By Janet Goodall, Sue Johnston-Wilder and Rosemary Russel
Editors: Ulises Xolocotzin
eBook ISBN: 9780128024898
Hardcover ISBN: 9780128022184
Published Date: 26th May 2017
Available online at - http://www.sciencedirect.com/science/article/pii/B978012802218400011X
In our chapter (Chapter 11) in this edited work, we build on ideas of mathematical resilience, that is, becoming resilient, unafraid in the face of mathematics, and illustrate how the notion of mathematical resilience and the growth zone can be used to improve the emotional experience of learning mathematics at home.

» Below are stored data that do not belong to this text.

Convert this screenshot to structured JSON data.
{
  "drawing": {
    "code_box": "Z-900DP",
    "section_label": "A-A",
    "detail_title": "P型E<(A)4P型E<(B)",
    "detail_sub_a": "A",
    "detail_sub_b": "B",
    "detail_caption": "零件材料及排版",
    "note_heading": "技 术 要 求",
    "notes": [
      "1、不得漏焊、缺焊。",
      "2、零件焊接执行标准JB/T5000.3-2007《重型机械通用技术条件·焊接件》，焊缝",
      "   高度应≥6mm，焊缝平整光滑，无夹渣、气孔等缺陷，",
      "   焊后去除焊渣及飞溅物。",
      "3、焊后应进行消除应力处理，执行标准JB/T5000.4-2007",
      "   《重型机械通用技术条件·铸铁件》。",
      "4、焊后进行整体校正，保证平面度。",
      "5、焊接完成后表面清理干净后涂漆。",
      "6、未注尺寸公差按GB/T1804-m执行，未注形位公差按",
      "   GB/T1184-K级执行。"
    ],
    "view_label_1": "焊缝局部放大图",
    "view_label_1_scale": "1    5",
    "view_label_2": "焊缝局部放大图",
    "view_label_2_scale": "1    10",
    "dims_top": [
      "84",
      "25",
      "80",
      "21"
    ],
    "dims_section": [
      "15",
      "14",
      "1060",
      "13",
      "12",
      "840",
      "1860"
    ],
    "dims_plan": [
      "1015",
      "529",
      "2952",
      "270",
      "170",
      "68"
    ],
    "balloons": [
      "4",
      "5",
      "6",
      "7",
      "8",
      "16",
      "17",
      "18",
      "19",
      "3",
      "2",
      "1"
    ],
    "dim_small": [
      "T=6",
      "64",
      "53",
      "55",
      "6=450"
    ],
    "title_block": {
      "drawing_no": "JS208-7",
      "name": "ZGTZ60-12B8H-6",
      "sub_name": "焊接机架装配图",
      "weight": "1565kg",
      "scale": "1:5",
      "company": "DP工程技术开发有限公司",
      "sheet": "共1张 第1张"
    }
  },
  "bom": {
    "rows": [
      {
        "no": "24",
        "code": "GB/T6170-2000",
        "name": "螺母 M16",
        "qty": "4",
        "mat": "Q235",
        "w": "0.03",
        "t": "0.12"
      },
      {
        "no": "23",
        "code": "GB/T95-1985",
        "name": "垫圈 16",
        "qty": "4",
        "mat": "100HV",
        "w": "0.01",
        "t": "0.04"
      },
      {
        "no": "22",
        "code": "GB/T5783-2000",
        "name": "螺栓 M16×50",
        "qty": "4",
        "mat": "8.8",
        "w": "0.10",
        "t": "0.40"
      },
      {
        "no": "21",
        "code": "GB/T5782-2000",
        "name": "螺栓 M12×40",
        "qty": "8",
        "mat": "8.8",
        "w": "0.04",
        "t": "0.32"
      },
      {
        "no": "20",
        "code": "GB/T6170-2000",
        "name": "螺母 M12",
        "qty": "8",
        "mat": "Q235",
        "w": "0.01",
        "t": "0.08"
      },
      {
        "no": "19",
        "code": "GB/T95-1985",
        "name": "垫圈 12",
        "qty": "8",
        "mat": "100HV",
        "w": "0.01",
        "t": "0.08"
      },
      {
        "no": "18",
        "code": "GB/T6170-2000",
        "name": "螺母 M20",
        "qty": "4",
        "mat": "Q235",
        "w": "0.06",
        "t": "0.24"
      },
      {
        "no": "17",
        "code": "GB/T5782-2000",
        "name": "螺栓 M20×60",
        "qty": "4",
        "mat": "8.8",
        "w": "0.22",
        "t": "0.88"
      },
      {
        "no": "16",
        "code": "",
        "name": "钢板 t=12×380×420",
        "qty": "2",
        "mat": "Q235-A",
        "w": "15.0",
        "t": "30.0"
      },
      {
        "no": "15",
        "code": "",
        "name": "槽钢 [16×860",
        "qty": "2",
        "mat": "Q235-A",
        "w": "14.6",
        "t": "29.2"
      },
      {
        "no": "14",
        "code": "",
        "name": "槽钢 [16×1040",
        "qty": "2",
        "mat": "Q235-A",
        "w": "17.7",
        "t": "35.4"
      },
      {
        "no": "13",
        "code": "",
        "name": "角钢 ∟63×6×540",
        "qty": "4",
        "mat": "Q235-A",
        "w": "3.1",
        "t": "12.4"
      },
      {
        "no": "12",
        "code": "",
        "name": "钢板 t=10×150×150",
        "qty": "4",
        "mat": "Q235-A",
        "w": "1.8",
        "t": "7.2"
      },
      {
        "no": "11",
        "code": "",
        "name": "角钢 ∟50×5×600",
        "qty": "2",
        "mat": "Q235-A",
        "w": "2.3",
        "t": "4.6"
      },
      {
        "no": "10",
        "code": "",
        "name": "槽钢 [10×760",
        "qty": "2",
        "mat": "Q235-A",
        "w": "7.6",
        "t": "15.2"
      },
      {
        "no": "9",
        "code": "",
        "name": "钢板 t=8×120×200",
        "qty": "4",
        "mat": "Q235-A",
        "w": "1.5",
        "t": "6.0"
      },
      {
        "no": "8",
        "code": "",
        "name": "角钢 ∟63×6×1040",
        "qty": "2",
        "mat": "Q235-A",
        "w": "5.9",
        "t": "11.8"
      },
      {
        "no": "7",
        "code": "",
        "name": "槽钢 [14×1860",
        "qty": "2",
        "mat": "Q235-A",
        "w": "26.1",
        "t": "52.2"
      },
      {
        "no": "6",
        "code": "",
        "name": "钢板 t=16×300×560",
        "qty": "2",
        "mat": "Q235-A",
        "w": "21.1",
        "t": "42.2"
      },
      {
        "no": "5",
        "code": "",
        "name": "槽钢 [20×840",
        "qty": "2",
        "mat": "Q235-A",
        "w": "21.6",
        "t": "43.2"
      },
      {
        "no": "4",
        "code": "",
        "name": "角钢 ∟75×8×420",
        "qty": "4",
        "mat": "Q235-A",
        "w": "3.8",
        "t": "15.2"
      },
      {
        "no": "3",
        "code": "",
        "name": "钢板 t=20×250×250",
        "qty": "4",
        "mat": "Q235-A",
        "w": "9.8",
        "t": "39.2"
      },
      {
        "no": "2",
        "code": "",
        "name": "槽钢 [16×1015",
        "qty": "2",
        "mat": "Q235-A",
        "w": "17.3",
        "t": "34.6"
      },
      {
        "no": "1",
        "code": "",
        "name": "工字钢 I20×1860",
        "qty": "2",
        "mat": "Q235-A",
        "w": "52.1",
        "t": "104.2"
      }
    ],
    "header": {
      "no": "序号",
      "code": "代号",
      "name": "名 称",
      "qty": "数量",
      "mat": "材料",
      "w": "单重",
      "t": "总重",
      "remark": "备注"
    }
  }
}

We introduce the notion of mathematical safe-guarding as an intrinsic part of the parent's role. We also introduce maths, as experienced typically in the home, as Accessible, Linked, Inclusive, Valued, Engaging (ALIVE) and contrast this with maths as experienced typically in school, as TIRED (tedious, isolated, rote, elitist, de-personalised). On the basis of previous work in the field, we consider that the teaching of maths in many situations may in fact constitute an issue which should be covered by those with a remit for safeguarding.

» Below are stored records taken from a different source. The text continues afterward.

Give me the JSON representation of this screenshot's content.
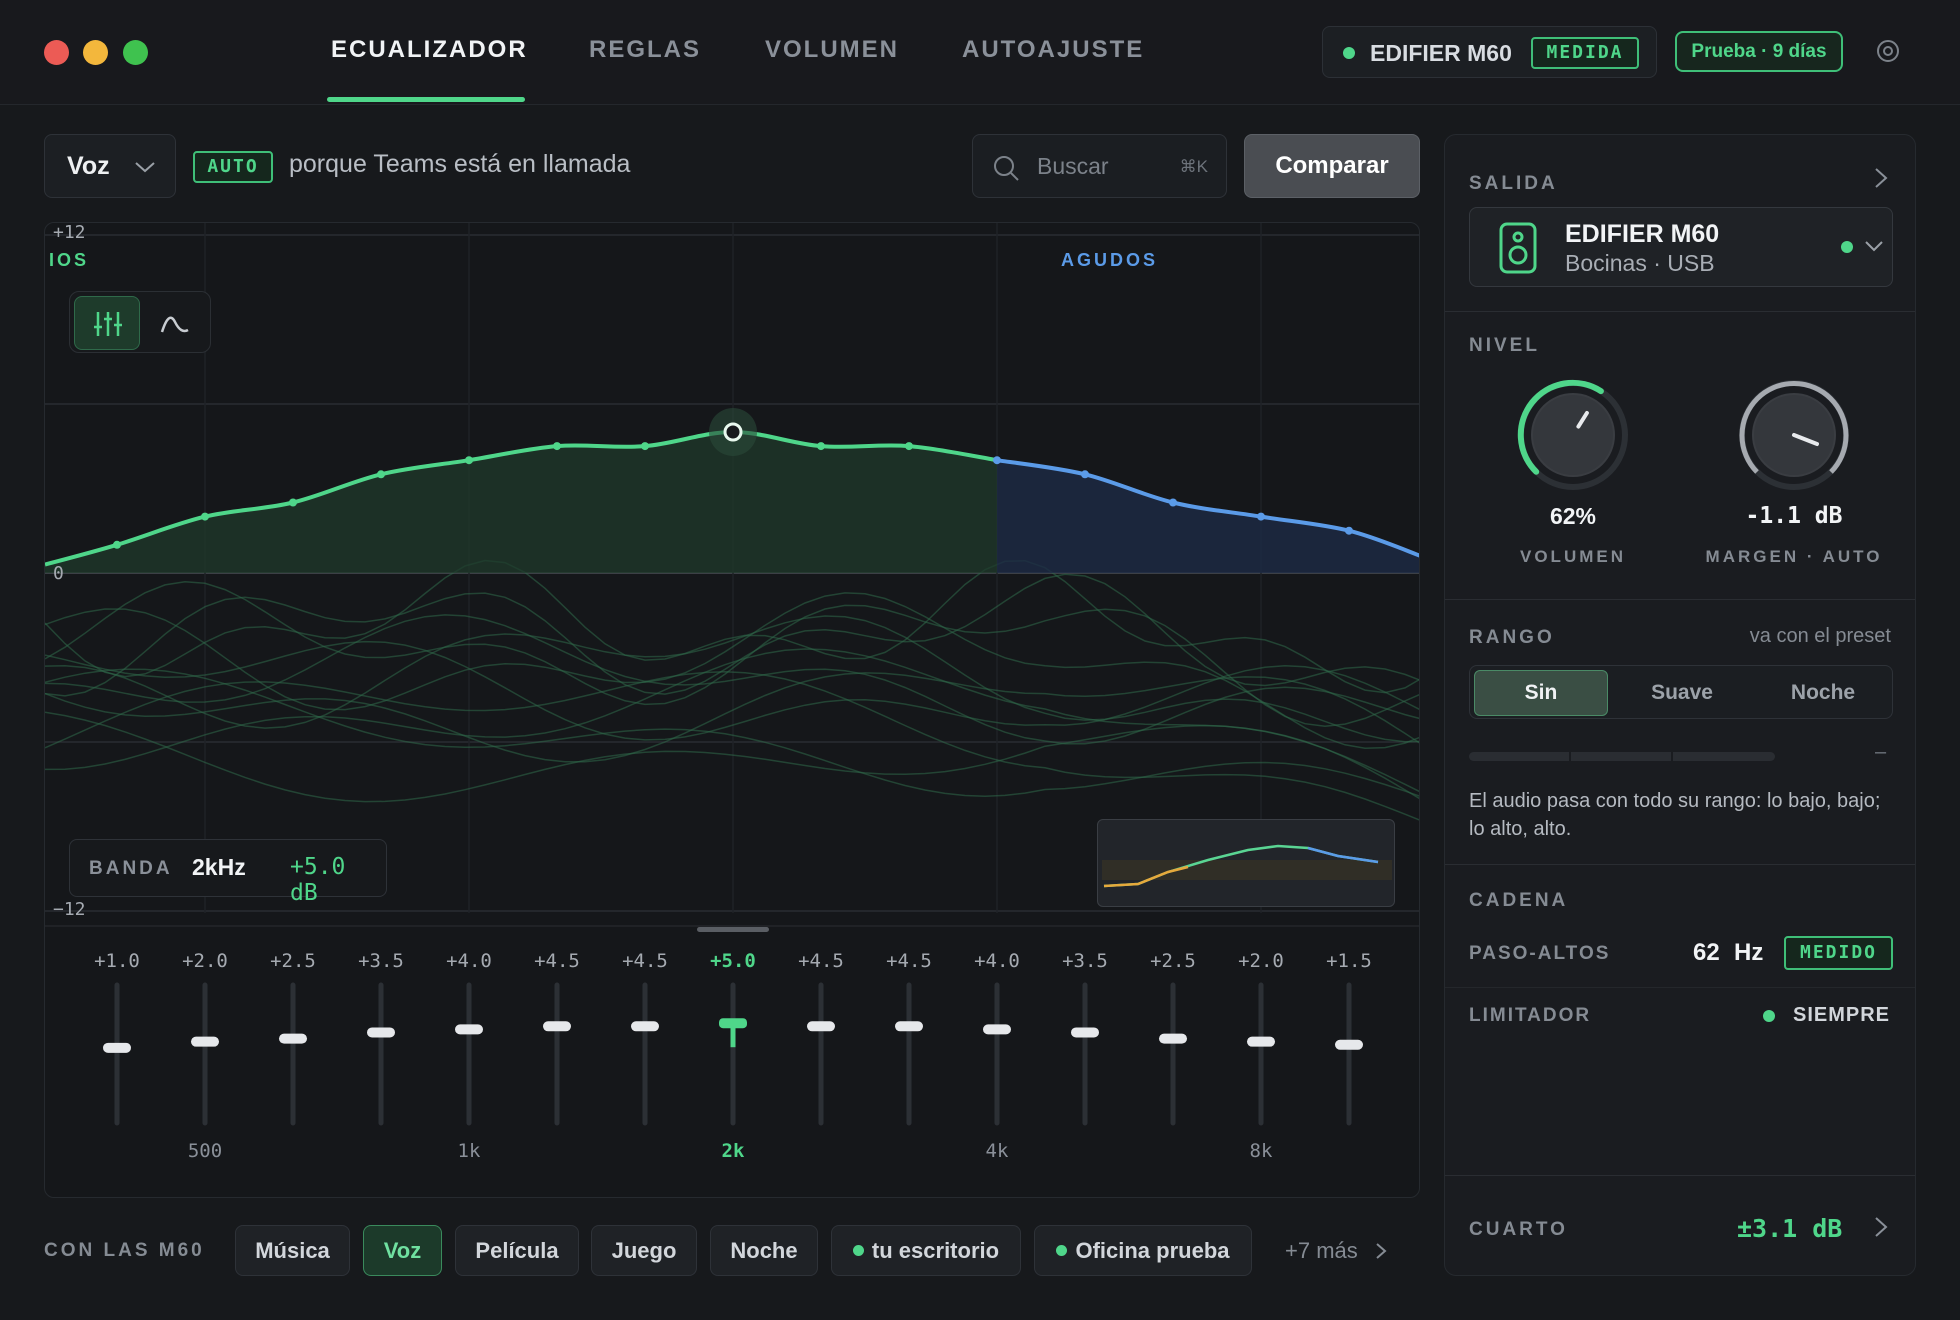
{
  "window": {
    "traffic_lights": [
      {
        "name": "close",
        "color": "#ec5b55"
      },
      {
        "name": "minimize",
        "color": "#f3b73c"
      },
      {
        "name": "maximize",
        "color": "#3fc24f"
      }
    ]
  },
  "nav": {
    "tabs": [
      {
        "label": "ECUALIZADOR",
        "active": true
      },
      {
        "label": "REGLAS",
        "active": false
      },
      {
        "label": "VOLUMEN",
        "active": false
      },
      {
        "label": "AUTOAJUSTE",
        "active": false
      }
    ]
  },
  "header": {
    "device_name": "EDIFIER M60",
    "device_badge": "MEDIDA",
    "trial": "Prueba · 9 días",
    "settings_icon": "gear-icon"
  },
  "toolbar": {
    "preset": "Voz",
    "auto_badge": "AUTO",
    "auto_reason": "porque Teams está en llamada",
    "search_placeholder": "Buscar",
    "search_shortcut": "⌘K",
    "compare_label": "Comparar"
  },
  "eq": {
    "y_max_label": "+12",
    "y_zero_label": "0",
    "y_min_label": "−12",
    "zone_left": "IOS",
    "zone_right": "AGUDOS",
    "bands": [
      {
        "gain": "+1.0",
        "value": 1.0,
        "freq_label": ""
      },
      {
        "gain": "+2.0",
        "value": 2.0,
        "freq_label": "500"
      },
      {
        "gain": "+2.5",
        "value": 2.5,
        "freq_label": ""
      },
      {
        "gain": "+3.5",
        "value": 3.5,
        "freq_label": ""
      },
      {
        "gain": "+4.0",
        "value": 4.0,
        "freq_label": "1k"
      },
      {
        "gain": "+4.5",
        "value": 4.5,
        "freq_label": ""
      },
      {
        "gain": "+4.5",
        "value": 4.5,
        "freq_label": ""
      },
      {
        "gain": "+5.0",
        "value": 5.0,
        "freq_label": "2k",
        "selected": true
      },
      {
        "gain": "+4.5",
        "value": 4.5,
        "freq_label": ""
      },
      {
        "gain": "+4.5",
        "value": 4.5,
        "freq_label": ""
      },
      {
        "gain": "+4.0",
        "value": 4.0,
        "freq_label": "4k"
      },
      {
        "gain": "+3.5",
        "value": 3.5,
        "freq_label": ""
      },
      {
        "gain": "+2.5",
        "value": 2.5,
        "freq_label": ""
      },
      {
        "gain": "+2.0",
        "value": 2.0,
        "freq_label": "8k"
      },
      {
        "gain": "+1.5",
        "value": 1.5,
        "freq_label": ""
      }
    ],
    "band_readout": {
      "label": "BANDA",
      "freq": "2kHz",
      "gain": "+5.0 dB"
    },
    "accent_green": "#4fd68a",
    "accent_blue": "#5b9be8"
  },
  "presets": {
    "title": "CON LAS M60",
    "items": [
      {
        "label": "Música",
        "active": false,
        "dot": false
      },
      {
        "label": "Voz",
        "active": true,
        "dot": false
      },
      {
        "label": "Película",
        "active": false,
        "dot": false
      },
      {
        "label": "Juego",
        "active": false,
        "dot": false
      },
      {
        "label": "Noche",
        "active": false,
        "dot": false
      },
      {
        "label": "tu escritorio",
        "active": false,
        "dot": true
      },
      {
        "label": "Oficina prueba",
        "active": false,
        "dot": true
      }
    ],
    "more": "+7 más"
  },
  "output": {
    "title": "SALIDA",
    "device": "EDIFIER M60",
    "subtitle": "Bocinas · USB"
  },
  "level": {
    "title": "NIVEL",
    "volume_value": "62%",
    "volume_fraction": 0.62,
    "volume_label": "VOLUMEN",
    "margin_value": "-1.1 dB",
    "margin_label": "MARGEN · AUTO"
  },
  "range": {
    "title": "RANGO",
    "hint": "va con el preset",
    "options": [
      {
        "label": "Sin",
        "active": true
      },
      {
        "label": "Suave",
        "active": false
      },
      {
        "label": "Noche",
        "active": false
      }
    ],
    "bar_end": "–",
    "description": "El audio pasa con todo su rango: lo bajo, bajo; lo alto, alto."
  },
  "chain": {
    "title": "CADENA",
    "highpass_label": "PASO-ALTOS",
    "highpass_value": "62",
    "highpass_unit": "Hz",
    "highpass_badge": "MEDIDO",
    "limiter_label": "LIMITADOR",
    "limiter_value": "SIEMPRE"
  },
  "room": {
    "label": "CUARTO",
    "value": "±3.1 dB"
  }
}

We demonstrate the power of the 'growth zone model' in bringing parents from mathematical exclusion to inclusion and curiosity, and learning how to apply safeguarding to the practice of learning mathematics.
Based on the literature in the field and an interview process with a mother/child dyad, we suggest that many people have learned to be helpless in the face of maths; it is common to hear people not only proclaim, “Oh, I’m no good at maths” but also to tell their children the same thing, setting maths up as an area of struggle and anxiety, rather than experiential learning. People who experience learned helplessness in relation to maths feel that they have no control over their own learning or work in this area. This aptly describes the experience of many parents, and was the case for the mother and child whose learning process is described in this chapter.
Through work with “Brenda”, the mother and child both began to overcome their helplessness in relation to maths, and took back control of their own learning. We offer concrete suggestions for supporting both students and parents to overcome maths anxiety and to become maths resilient.